Dan benar. Dua hari kemudian tubuh terbaring ayah sudah digelendeng penuh belalai menuju ruang operasi. Disusul sesosok tua yang mungkin sekarat. Sama halnya dengan ayah. Tubuhnya penuh belalai medis. Sesekali ia kejang-kejang, seakan tak sabar menunggu ginjal baru memperpanjang usianya.
“Ketika kau berumur satu tahun, ayahmu tega meninggalkan kita. Terlalu cepat Tuhan mengambilnya,” tangis bunda memecah sepinya gudang.
“Ka-re-na a-pa, Bun?” tanya Yudha hati-hati.
“Karena kebandelan ayahmu sendiri. Waktu itu ayah bohong sama bunda. Ayah bilang kalau kedua ginjalnya berfungsi baik. Tak masalah jika salah satu harus didonorkan pada kakek itu yang keluarganya berjanji membiayai semua operasi kelahiranmu. Bukan operasi persalinan biasa. Rahim bunda bermasalah. Dokter sudah bilang atas resiko kehamilan itu sebelumnya. Tapi bunda tak ingin mengecewakan ayah. Bunda memaksa mengandung. Bunda ingin menjadi wanita sempurna, Yudha. Yang bisa melahirkan kau.”

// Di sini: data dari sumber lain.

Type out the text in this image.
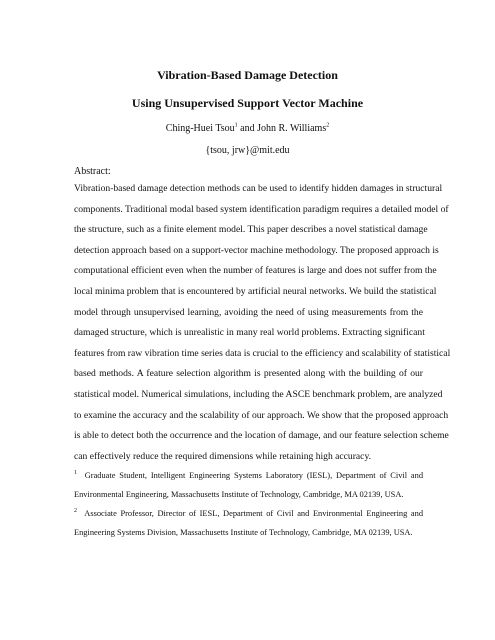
Vibration-Based Damage Detection
Using Unsupervised Support Vector Machine
Ching-Huei Tsou$^1$ and John R. Williams$^2$
{tsou, jrw}@mit.edu
Abstract:
Vibration-based damage detection methods can be used to identify hidden damages in structural
components. Traditional modal based system identification paradigm requires a detailed model of
the structure, such as a finite element model. This paper describes a novel statistical damage
detection approach based on a support-vector machine methodology. The proposed approach is
computational efficient even when the number of features is large and does not suffer from the
local minima problem that is encountered by artificial neural networks. We build the statistical
model through unsupervised learning, avoiding the need of using measurements from the
damaged structure, which is unrealistic in many real world problems. Extracting significant
features from raw vibration time series data is crucial to the efficiency and scalability of statistical
based methods. A feature selection algorithm is presented along with the building of our
statistical model. Numerical simulations, including the ASCE benchmark problem, are analyzed
to examine the accuracy and the scalability of our approach. We show that the proposed approach
is able to detect both the occurrence and the location of damage, and our feature selection scheme
can effectively reduce the required dimensions while retaining high accuracy.
$^1$ Graduate Student, Intelligent Engineering Systems Laboratory (IESL), Department of Civil and
Environmental Engineering, Massachusetts Institute of Technology, Cambridge, MA 02139, USA.
$^2$ Associate Professor, Director of IESL, Department of Civil and Environmental Engineering and
Engineering Systems Division, Massachusetts Institute of Technology, Cambridge, MA 02139, USA.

Yudha terdiam. Sesekali mengusap ujung matanya yang berair. Bagaimana tidak? Cerita bunda benar-benar menohok hatinya. Kenyataan ini seperti petir tanpa hujan yang menyambar pohon di siang bolong.
“Ternyata setelah ayahmu pergi, baru semua terbongkar. Dokter bilang memang ginjal yang tertinggal di tubuh ayah sudah rusak. Bahkan, sisa waktu ayah yang setahun itu termasuk keajaiban. Seketika bunda marah. Bunda berteriak. Ingin rasanya mengganti nyawa ayah dengan nyawa dokter itu. Entahlah, kala itu dokter lah yang paling bersalah menurut bunda!” suara bunda meninggi.
“Jadi, aku hidup dengan nyawa ayah, Bun?”
“Tidak, sayang. Kau tak tahu apa-apa tentang ini. Kau hanya korban. Ini terjadi atas keegoisan ayah dan bundamu. Itulah kenapa bunda merahasiakan semua ini. Bunda tak ingin kau merasakan apa yang bunda rasakan. Sakit, rindu dengan ayahmu, ingin berteriak, apapun itu, yang jelas sangat tidak enak. Maafkan kami, Nak,” anak dan ibu itu saling memeluk. Menangis bersama.
“Aku sayang sama bunda, sama ayah. Aku yakin, sekarang kita bertiga tak bersama di sini, Bunda. Tapi kita akan berkumpul nanti, di waktu yang tepat dan tempat yang lebih baik.”
Bunda mengangguk mengerti. Tersenyum. Betapa ia bangga dengan putranya. Berjiwa besar, mengerti apa arti sebuah pengorbanan.